Emsal Mahkeme Kararı Gaziantep Bölge Adliye Mahkemesi 17. Hukuk Dairesi 2020/1675 E. 2022/2000 K. 31.10.2022 T.

Görüntülediğiniz mahkeme kararı kesinleşmiş bir karardır.

T.C.
GAZİANTEP
BÖLGE ADLİYE MAHKEMESİ
17. HUKUK DAİRESİ

ESAS NO : 2020/1675
KARAR NO : 2022/2000
T Ü R K M İ L L E T İ A D I N A
B Ö L G E A D L İ Y E M A H K E M E S İ K A R A R I

BAŞKAN :
ÜYE :
ÜYE :
KATİP :
İNCELENEN KARARIN
MAHKEMESİ : GAZİANTEP 3. ASLİYE TİCARET MAHKEMESİ
TARİHİ : 16/09/2020
NUMARASI : 2019/369 Esas- 2020/322 Karar
DAVACILAR
VEKİLİ :
DAVALI :
VEKİLİ :
DAVANIN KONUSU : Tazminat (Ölüm Ve Cismani Zarar Sebebiyle Açılan Tazminat)
KARAR TARİHİ : 31/10/2022
GEREKÇELİ KARARIN
YAZILDIĞI TARİH : 31/10/2022

Gaziantep 3. Asliye Ticaret Mahkemesi’nin 16/09/2020 tarih ve 2019/369 esas ve 2020/322 karar sayılı kararı aleyhine davalı vekili istinaf başvurusunda bulunduğundan dosyanın yapılan incelemesi sonunda;

GEREĞİ DÜŞÜNÜLDÜ;
Davacı vekili dava dilekçesinde özetle; 25/03/2016 tarihinde müvekkili ….’un fırından ekmek alıp kuzeni A…. ile birlikte eve giderken markası ve plakası tespit edilemeyen bir aracın müvekkili ve arkadaşına çarpması sonucu trafik kazası meydana geldiğini, işbu kaza nedeniyle …. Cumhuriyet Başsavcılığı’nın ….soruşturma sayılı dosyası ile soruşturma açıldığını, bu kazadan dolayı müvekkilinin bir dizi ameliyat olduğunu ve malul kaldığını, müvekkilinin bu kazanın gerçekleşmesinde kusurunun olmadığını, araç sürücüsünün kusurlu olduğunu bu nedenle fazlaya ilişkin hakları saklı kalmak kaydıyla şimdilik 400,00 TL’lik maddi zararın davalının temerrüde düştüğü tarihten itibaren işleyecek yasal faizi ile birlikte davalıdan alınarak davacıya ödenmesini talep ve dava etmiştir.

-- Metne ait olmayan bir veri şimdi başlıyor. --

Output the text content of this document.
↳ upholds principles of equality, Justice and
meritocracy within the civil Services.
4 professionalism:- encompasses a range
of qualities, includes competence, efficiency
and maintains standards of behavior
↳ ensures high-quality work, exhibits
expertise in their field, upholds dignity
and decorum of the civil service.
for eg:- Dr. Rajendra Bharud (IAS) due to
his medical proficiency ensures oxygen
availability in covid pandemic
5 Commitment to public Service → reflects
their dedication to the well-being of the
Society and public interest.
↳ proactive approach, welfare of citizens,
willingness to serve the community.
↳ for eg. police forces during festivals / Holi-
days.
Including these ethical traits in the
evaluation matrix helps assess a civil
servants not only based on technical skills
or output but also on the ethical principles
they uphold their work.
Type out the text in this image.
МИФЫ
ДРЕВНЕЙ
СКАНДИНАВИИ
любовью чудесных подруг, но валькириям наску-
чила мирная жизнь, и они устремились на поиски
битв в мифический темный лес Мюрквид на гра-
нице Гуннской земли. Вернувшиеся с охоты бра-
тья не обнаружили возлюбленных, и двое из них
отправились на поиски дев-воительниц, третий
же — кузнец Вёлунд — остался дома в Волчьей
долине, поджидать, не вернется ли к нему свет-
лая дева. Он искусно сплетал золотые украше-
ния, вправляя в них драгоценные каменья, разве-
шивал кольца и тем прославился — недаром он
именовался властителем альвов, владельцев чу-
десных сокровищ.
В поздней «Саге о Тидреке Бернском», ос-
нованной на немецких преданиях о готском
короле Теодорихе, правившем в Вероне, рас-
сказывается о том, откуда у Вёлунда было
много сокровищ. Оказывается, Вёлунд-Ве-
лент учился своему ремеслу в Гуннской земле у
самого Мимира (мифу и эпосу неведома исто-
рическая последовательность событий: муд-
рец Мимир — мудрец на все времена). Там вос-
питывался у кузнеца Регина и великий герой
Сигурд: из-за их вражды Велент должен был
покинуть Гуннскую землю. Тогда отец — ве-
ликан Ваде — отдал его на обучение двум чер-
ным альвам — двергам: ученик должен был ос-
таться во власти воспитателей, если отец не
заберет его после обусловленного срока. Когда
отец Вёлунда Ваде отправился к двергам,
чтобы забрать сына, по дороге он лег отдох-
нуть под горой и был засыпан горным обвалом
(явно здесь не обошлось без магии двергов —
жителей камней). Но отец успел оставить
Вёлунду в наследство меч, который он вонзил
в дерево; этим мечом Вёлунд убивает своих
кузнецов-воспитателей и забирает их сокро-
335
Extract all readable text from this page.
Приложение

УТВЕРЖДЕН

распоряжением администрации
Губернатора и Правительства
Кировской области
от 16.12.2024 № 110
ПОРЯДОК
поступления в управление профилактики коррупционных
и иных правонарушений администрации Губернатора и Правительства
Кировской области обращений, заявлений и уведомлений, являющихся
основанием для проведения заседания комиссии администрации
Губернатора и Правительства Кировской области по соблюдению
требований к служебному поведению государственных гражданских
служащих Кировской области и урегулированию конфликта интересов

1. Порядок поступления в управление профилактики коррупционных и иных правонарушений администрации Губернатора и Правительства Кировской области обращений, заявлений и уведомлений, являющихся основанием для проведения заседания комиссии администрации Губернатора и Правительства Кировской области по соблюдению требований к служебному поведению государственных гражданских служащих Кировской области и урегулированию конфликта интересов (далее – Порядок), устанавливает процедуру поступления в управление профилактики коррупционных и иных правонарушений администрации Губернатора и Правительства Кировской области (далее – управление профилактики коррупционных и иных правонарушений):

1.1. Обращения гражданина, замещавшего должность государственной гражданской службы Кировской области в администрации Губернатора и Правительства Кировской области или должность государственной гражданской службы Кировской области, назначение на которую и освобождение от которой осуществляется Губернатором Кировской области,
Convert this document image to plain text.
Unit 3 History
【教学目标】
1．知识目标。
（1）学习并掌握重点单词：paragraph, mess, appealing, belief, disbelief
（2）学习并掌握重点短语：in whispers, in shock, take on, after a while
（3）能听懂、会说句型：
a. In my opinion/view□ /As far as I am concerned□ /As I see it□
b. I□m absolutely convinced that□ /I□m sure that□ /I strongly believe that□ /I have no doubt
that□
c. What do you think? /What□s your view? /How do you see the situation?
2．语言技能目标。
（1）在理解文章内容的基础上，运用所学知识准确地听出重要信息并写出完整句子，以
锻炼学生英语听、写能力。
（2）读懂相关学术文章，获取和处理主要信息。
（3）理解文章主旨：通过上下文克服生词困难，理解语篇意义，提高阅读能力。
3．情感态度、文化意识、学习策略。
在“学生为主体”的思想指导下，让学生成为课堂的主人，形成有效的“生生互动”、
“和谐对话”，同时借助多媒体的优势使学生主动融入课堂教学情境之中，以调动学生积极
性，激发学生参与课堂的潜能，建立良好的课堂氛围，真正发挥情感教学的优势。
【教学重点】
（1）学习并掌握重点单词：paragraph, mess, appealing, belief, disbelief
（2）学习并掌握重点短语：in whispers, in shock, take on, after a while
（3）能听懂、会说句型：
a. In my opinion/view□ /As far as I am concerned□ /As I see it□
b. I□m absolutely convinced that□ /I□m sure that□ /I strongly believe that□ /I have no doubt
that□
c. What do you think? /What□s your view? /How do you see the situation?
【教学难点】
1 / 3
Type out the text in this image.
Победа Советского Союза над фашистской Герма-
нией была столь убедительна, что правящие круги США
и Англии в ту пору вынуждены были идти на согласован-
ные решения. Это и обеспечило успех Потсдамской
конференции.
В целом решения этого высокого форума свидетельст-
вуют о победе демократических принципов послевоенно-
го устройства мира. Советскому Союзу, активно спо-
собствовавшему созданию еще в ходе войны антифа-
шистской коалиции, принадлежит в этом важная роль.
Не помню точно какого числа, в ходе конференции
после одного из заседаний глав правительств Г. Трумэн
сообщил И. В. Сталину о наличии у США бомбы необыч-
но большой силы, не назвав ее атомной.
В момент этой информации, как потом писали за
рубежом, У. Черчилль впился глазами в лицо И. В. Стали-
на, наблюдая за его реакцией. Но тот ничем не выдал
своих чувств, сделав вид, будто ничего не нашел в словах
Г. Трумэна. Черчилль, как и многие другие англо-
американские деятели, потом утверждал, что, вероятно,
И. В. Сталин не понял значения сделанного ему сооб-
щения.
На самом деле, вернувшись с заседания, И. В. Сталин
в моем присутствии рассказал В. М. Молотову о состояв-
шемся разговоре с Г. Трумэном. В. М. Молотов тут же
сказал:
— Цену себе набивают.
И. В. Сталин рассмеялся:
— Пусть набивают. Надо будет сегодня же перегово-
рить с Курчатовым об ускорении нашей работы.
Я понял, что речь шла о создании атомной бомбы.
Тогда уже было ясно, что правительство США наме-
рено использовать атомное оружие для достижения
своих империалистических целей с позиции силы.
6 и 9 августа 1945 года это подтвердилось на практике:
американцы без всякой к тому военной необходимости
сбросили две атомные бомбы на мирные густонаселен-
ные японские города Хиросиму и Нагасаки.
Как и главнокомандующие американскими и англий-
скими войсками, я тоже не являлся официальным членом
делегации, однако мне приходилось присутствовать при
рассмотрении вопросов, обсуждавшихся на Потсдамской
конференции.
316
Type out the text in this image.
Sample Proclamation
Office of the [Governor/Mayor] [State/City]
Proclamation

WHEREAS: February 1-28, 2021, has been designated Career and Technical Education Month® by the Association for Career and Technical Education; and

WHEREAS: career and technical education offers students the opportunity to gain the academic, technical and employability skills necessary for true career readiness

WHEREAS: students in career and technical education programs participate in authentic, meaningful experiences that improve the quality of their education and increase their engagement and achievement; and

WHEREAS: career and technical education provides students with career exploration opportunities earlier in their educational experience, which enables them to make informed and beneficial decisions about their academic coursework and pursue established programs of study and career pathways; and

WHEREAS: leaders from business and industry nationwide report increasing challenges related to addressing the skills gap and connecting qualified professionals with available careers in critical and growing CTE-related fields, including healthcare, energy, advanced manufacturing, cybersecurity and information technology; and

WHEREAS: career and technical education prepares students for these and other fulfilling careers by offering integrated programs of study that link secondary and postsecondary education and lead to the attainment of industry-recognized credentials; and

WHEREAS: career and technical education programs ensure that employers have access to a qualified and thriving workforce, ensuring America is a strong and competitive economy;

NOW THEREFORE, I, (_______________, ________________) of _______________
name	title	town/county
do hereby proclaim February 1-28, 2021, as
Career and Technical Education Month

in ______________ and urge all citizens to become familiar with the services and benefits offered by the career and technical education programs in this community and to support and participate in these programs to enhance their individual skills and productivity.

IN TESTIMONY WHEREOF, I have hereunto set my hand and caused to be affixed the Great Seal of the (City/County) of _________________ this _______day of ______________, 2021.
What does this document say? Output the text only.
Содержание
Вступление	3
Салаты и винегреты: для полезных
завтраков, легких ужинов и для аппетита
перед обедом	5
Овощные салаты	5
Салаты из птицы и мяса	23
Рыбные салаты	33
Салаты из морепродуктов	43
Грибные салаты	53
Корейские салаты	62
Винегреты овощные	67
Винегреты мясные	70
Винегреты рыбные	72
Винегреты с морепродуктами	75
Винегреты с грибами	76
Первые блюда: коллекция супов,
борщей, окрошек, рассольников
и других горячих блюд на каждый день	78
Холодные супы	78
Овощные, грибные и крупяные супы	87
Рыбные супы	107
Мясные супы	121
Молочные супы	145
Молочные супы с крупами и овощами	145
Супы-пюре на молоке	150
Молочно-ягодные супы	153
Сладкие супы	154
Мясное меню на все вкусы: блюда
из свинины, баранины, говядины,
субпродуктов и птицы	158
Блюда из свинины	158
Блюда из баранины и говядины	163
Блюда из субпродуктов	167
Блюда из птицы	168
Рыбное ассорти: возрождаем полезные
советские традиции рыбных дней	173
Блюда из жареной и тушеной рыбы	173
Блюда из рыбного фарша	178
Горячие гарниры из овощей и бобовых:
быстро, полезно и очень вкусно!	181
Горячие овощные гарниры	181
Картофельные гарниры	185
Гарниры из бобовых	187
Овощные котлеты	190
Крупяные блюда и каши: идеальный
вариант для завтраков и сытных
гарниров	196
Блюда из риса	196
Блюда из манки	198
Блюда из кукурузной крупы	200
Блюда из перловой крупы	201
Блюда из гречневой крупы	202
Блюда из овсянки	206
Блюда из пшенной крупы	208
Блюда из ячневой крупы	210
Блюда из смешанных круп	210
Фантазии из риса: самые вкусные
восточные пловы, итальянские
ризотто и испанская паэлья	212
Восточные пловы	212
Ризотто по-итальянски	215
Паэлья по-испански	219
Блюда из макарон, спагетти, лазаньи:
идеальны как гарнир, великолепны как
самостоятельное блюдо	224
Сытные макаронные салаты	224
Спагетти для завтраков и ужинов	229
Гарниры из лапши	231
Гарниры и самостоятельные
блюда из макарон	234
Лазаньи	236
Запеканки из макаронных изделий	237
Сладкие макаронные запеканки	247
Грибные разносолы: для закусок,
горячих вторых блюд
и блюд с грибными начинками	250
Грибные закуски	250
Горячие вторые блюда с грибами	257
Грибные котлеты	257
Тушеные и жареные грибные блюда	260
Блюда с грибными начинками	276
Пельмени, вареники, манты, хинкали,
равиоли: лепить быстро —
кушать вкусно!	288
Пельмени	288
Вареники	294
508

Davalı vekili cevap dilekçesinde özetle; söz konusu davaya yetki yönünden itirazlarının bulunduğunun müvekkilinin adresinin …. olduğundan müvekkili şirket aleyhine açılan davada ..Mahkemelerinin yetkili olduğunu, davacı tarafın müvekkili şirkete yapmış olduğu başvuruda eksik evrakların bulunduğunu, bu nedenle KTK madde 97 uyarınca davanın usulden reddine karar verilmesini, dilekçesinde belirttiği diğer nedenlerle davanın reddine karar verilmesini, yargılama giderlerinin ve vekalet ücretinin davacı tarafa tahmilini talep etmiştir.

İlk derece mahkemesince yapılan yargılama sonunda;davanın kabulü ile 18.104,55 TL sürekli iş göremezlik tazminatı ve 200,00 TL geçici iş göremezlik tazminatı olmak üzere toplam 18.304,55 TL maddi tazminatın temerrüt tarihi olan 10/11/2018 tarihinden itibaren işleyecek yasal faizi ile birlikte davalıdan alınarak davacıya verilmesine karar verilmiştir.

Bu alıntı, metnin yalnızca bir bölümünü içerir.